7. Intense, dude. Having developed for Blackberry, all I can do is throw my head back and laugh, laugh hard. Android is a V12 Ferrari next to Blackberry's three-cylindar commuter tin can.
8. If you'd read Google's Android documentation, you'd realize this point was moot, thanks to the carefully spelled-out guidelines that will keep your app looking and behaving the same across various screen sizes. True that you'll have to *think* about how to handle an 8x10 format screen in your app, but that's no different than any windowed platform.

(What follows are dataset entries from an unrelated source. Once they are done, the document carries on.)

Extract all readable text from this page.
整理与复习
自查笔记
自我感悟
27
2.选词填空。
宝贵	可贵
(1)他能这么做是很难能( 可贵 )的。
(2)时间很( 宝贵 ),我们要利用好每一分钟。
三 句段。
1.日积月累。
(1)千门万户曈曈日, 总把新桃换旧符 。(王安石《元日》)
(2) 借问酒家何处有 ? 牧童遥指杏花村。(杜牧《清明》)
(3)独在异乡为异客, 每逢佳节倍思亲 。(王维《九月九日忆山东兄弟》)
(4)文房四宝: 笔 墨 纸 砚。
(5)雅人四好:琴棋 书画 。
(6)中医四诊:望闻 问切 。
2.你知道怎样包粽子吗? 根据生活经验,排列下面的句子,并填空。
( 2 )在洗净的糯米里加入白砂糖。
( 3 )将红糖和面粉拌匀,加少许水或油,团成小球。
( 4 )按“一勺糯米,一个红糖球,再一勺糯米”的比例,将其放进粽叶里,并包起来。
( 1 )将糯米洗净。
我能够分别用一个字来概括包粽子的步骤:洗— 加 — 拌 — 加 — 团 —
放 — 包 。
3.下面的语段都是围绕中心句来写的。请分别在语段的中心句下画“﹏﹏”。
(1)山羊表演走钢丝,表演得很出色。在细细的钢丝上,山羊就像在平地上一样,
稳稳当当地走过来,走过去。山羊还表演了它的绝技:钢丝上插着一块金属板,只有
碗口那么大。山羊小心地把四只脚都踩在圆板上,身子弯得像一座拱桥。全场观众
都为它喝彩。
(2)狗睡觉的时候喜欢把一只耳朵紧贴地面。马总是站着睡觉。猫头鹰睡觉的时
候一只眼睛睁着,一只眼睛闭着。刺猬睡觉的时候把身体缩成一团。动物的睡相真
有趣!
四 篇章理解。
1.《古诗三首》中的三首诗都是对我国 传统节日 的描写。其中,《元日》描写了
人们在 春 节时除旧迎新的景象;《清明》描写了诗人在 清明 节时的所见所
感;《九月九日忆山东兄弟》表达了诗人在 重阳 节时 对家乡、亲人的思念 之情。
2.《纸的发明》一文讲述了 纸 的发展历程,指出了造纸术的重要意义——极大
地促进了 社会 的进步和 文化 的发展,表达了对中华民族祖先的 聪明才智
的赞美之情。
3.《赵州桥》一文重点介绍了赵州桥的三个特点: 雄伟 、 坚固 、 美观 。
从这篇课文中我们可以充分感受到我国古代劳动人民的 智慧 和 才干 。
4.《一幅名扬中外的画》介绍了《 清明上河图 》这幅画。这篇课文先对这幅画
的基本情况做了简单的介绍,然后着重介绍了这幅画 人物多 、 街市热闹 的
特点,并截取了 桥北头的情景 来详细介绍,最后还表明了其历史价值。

9. You start out whining about "platform fragmentation," then return to your point #1. Whatever. Platform fragmentation may, indeed, become a problem one day, but you haven't defined how that will happen, in your point.
10. If I'm not mistaken, Nexus One equals (or eclipses) the iPhone's raw computing power. 1 GHz, GPU, though low on RAM and flash comparatively. I'd rather have a platform with greater RAM, but the architecture of Android is such that it is *meant* to run on low-capability devices.
Apart from the author being a newbie, did we all misread it as not being a spoof??